Among the points to consider:

Deployment. How would the assets become part of the plan? Do you currently offer custom target-date funds that could incorporate it? Now may be a good time to speak with your glide path manager about how that process could work. If you use off-the-shelf TDFs, you should understand what the asset manager is planning to include, if anything. For managed accounts, determine if and how your managed account provider could include private assets.

Demographics. Think about the demographics of your plan. Do your employees tend to remain for the long haul, or do you have a more transitional workforce? This can have implications for the inclusion of private assets, where benefits come from pairing longer-term investments with participants who have longer investment timelines.

Access. When it comes to private investments, it is important to understand how investments are allocated across clients—not all allocation policies are the same. Look for a manager that allocates investments pro rata across all funds and client accounts.

Valuation. Most private assets are valued quarterly and will require a valuation methodology to strike a daily NAV. As a fiduciary, you need to fully understand how these methodologies were built, how they work and if there is a third-party valuation agent involved in the methodology to put at arm’s length from the manager.

Liquidity. You should understand the limitations of your potential private asset offerings with respect to liquidity for participant or plan sponsor activity. Participants are typically free to shift investment allocations on a regular basis; sponsors may be under more constraints where there are large redemptions due to corporate events. Private assets are inherently illiquid and, although they are offered in semi-liquid structures for DC plans, it is important to fully understand the liquidity rules.

Fees. Naturally, attention to expenses is an important part of DC plan management. Fees for private offerings tend to be higher and more complex, often at multiple levels—the vehicle/portfolio, the underlying fund, and, where applicable, the underlying investment—with some details only disclosed in supplemental materials or fine print. As a fiduciary, you need to understand how fees are calculated and what they include.

Communications. Now may be a good time to think about how you might approach participants regarding the addition of private assets to the plan.
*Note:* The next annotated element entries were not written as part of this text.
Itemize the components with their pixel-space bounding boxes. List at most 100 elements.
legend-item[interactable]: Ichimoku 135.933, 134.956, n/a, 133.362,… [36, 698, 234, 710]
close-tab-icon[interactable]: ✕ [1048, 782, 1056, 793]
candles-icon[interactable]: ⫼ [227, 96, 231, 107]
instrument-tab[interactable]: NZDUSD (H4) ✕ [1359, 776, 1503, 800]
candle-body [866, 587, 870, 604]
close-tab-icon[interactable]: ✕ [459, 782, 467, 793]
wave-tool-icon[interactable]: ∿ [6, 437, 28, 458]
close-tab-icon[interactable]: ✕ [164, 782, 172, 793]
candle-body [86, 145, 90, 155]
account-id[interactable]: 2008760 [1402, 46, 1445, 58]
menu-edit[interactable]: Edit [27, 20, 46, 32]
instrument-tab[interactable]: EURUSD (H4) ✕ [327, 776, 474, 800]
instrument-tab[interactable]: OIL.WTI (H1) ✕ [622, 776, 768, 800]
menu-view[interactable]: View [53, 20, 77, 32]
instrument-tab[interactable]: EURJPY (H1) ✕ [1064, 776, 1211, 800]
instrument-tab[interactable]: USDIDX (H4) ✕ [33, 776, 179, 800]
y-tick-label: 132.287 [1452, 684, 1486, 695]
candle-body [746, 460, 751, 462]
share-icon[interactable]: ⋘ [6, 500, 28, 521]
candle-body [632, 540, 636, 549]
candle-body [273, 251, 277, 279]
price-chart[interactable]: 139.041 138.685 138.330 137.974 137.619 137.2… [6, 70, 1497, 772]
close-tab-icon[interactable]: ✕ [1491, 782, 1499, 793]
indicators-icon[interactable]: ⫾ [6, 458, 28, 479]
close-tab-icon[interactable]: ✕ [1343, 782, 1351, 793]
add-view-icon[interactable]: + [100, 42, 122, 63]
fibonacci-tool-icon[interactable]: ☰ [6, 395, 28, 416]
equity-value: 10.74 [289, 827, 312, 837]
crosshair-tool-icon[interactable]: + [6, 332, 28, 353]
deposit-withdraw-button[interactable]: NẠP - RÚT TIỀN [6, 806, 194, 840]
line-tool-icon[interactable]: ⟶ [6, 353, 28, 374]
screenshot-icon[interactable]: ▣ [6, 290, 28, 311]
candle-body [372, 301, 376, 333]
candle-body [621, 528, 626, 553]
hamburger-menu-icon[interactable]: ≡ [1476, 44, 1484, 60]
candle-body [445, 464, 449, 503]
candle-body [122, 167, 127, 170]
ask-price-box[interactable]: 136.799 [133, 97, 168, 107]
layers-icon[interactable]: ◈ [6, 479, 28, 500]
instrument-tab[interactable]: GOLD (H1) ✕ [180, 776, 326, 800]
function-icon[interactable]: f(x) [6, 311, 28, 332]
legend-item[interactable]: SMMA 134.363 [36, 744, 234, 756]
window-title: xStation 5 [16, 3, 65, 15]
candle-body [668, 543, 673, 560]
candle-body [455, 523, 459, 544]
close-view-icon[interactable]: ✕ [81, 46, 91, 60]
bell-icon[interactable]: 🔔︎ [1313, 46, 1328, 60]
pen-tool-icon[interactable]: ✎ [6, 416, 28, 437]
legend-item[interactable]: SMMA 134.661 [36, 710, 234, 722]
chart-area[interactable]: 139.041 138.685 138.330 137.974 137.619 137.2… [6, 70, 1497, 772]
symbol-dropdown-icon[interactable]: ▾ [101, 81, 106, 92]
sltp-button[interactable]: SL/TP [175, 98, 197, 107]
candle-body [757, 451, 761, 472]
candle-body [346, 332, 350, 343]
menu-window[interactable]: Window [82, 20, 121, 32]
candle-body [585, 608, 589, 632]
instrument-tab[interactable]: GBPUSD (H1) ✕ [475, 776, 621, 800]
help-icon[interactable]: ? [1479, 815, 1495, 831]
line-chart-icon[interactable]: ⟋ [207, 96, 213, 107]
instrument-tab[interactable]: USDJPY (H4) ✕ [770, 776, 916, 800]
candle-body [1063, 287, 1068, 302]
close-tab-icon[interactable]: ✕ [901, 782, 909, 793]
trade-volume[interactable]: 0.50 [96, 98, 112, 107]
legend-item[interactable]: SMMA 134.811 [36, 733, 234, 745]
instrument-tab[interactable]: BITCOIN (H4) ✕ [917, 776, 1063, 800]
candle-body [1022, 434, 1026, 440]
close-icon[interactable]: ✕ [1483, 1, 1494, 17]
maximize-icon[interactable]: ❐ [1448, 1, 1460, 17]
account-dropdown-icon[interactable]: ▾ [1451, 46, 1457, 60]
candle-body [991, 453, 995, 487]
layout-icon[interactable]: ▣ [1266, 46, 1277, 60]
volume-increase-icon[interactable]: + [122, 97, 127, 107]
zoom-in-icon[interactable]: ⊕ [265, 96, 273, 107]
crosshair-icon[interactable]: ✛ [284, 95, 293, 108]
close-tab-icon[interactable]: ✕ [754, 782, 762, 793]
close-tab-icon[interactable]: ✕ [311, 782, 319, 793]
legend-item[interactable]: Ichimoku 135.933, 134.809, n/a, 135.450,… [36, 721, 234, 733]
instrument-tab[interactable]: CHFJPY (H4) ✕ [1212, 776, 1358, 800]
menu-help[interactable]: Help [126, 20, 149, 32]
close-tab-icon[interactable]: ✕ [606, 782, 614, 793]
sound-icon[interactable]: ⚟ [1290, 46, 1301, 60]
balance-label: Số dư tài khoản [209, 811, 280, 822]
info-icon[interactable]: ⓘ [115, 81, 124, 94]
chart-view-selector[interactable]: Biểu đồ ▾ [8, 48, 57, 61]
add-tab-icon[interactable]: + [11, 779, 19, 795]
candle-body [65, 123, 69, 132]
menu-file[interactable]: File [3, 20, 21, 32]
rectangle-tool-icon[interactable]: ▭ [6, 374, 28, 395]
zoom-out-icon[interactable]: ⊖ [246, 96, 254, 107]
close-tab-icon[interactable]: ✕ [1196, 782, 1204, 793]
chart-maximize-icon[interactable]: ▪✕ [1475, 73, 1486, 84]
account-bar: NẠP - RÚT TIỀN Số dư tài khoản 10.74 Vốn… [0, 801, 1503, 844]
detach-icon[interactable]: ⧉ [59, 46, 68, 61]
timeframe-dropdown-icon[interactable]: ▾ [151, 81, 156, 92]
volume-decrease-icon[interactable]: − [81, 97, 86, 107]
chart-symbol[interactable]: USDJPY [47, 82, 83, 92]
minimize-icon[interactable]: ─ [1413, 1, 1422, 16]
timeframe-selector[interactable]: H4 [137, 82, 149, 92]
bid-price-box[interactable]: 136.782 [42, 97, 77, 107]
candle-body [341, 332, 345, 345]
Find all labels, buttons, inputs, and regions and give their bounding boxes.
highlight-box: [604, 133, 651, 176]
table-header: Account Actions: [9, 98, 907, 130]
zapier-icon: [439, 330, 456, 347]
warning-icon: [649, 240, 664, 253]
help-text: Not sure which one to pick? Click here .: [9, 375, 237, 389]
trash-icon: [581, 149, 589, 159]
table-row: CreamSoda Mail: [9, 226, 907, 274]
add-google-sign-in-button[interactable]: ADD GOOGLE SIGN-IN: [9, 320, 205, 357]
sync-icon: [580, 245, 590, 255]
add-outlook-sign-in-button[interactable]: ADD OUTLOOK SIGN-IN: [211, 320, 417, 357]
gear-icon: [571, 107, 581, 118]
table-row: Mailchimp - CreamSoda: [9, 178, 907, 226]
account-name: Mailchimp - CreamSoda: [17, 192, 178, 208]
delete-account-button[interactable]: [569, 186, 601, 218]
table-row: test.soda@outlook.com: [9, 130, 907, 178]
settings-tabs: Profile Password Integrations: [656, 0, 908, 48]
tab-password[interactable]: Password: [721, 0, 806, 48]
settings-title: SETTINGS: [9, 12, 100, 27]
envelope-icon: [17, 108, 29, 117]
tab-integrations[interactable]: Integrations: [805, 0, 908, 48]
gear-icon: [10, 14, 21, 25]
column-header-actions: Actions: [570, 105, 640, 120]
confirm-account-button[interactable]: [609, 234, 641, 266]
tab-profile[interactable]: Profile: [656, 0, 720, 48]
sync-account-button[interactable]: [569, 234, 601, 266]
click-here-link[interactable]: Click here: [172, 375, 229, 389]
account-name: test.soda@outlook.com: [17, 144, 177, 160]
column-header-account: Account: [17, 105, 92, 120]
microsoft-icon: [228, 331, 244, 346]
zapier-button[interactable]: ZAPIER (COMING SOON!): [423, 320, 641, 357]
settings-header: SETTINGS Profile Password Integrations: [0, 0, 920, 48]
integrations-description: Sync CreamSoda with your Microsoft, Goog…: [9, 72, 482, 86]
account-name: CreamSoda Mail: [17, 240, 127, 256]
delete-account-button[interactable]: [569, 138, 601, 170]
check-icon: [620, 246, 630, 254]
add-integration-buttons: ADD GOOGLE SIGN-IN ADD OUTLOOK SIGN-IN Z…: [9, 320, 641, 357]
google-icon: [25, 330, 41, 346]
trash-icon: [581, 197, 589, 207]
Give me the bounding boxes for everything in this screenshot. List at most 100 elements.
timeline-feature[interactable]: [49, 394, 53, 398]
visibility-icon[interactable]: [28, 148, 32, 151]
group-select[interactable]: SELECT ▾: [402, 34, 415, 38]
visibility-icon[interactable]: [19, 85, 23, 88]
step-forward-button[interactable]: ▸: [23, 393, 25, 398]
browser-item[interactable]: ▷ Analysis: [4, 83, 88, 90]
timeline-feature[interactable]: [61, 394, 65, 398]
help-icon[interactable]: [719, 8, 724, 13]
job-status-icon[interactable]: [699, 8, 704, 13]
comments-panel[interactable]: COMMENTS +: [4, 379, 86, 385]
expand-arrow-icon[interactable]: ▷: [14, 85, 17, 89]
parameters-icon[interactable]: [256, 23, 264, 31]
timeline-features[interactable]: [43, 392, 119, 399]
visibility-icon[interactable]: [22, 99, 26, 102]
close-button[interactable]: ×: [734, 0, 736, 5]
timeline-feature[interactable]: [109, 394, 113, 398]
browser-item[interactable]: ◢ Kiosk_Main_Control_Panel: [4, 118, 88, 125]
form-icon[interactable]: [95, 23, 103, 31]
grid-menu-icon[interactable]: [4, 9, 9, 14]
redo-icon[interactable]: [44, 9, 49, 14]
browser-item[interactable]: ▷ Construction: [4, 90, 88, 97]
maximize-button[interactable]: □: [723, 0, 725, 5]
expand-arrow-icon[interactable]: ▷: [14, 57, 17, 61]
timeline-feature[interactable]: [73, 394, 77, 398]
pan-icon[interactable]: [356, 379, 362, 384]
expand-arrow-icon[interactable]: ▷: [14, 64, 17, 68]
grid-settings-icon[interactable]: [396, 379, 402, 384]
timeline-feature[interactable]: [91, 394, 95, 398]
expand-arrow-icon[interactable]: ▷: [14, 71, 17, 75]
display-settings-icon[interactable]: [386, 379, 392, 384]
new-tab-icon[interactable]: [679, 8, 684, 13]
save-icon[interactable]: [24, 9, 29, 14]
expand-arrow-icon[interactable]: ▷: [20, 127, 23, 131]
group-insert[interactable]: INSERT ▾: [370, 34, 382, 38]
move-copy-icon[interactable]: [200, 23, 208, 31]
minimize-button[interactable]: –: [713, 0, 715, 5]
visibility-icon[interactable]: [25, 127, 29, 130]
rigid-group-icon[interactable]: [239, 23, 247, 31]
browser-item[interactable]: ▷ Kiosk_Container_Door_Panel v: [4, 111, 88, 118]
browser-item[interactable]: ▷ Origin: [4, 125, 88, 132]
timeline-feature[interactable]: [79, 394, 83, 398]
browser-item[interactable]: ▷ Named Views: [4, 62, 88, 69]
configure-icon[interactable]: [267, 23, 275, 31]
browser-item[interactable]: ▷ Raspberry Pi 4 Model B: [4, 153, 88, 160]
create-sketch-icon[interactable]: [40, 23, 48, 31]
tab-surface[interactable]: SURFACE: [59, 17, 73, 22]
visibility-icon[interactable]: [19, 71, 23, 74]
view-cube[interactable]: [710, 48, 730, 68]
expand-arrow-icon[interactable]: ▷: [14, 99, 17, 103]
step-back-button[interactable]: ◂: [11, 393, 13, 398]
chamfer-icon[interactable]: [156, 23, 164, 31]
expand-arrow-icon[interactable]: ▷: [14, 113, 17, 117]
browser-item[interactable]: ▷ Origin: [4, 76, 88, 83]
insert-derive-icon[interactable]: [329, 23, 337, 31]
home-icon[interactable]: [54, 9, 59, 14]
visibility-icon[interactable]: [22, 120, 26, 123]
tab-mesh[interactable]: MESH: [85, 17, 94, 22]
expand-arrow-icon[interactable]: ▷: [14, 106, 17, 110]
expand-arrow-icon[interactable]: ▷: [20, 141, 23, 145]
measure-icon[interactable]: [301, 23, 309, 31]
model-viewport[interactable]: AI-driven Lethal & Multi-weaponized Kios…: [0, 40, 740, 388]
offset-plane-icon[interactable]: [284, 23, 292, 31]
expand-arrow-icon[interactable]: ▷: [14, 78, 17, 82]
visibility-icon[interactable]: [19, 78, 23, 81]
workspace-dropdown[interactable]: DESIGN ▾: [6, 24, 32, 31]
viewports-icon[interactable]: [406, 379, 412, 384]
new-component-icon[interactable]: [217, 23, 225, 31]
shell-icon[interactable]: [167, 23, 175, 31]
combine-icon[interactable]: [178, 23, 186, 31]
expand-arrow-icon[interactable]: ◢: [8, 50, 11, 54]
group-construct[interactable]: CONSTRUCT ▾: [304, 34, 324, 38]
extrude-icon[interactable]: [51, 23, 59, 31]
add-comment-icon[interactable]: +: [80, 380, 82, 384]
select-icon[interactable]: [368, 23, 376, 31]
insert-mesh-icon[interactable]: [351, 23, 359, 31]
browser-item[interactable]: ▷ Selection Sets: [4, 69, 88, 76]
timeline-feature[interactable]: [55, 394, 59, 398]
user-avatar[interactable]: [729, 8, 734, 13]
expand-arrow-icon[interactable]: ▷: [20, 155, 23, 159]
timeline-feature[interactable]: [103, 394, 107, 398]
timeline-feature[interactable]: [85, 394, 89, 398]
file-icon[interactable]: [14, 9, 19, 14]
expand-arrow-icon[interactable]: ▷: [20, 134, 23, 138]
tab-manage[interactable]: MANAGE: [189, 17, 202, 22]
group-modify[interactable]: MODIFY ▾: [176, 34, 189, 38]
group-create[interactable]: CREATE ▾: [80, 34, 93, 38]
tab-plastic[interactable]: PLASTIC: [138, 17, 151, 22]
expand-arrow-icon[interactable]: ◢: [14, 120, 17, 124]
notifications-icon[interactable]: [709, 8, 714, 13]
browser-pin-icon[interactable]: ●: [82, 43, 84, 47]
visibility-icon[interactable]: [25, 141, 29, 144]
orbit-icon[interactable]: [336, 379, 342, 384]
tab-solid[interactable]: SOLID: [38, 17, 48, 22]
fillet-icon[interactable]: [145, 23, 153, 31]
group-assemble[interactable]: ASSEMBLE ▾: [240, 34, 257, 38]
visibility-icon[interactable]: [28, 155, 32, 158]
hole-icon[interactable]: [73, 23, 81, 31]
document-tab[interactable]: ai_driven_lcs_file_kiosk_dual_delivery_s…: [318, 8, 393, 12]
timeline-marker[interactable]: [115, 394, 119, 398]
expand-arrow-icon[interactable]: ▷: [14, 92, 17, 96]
Education that meets the sophistication level of different employee cohorts may help smooth the way to acceptance.

Final Thoughts

In our view, increased openness to alternative assets could ultimately benefit many participants in seeking to achieve their long-term investment goals and help plan sponsors in executing their fiduciary obligations. That said, the addition of private investments to DC plans is not to be treated lightly; it requires a thorough understanding of the alternatives space and access to competent partners who can facilitate steps needed to effectively integrate them into a plan. (The Defined Contribution Alternatives Association has created a set of Principles for consideration and use of private market investments. Visit www.DCALTA.org for details.)

Preparing now should ultimately help make the process of adoption smoother and potentially generate better outcomes for all concerned.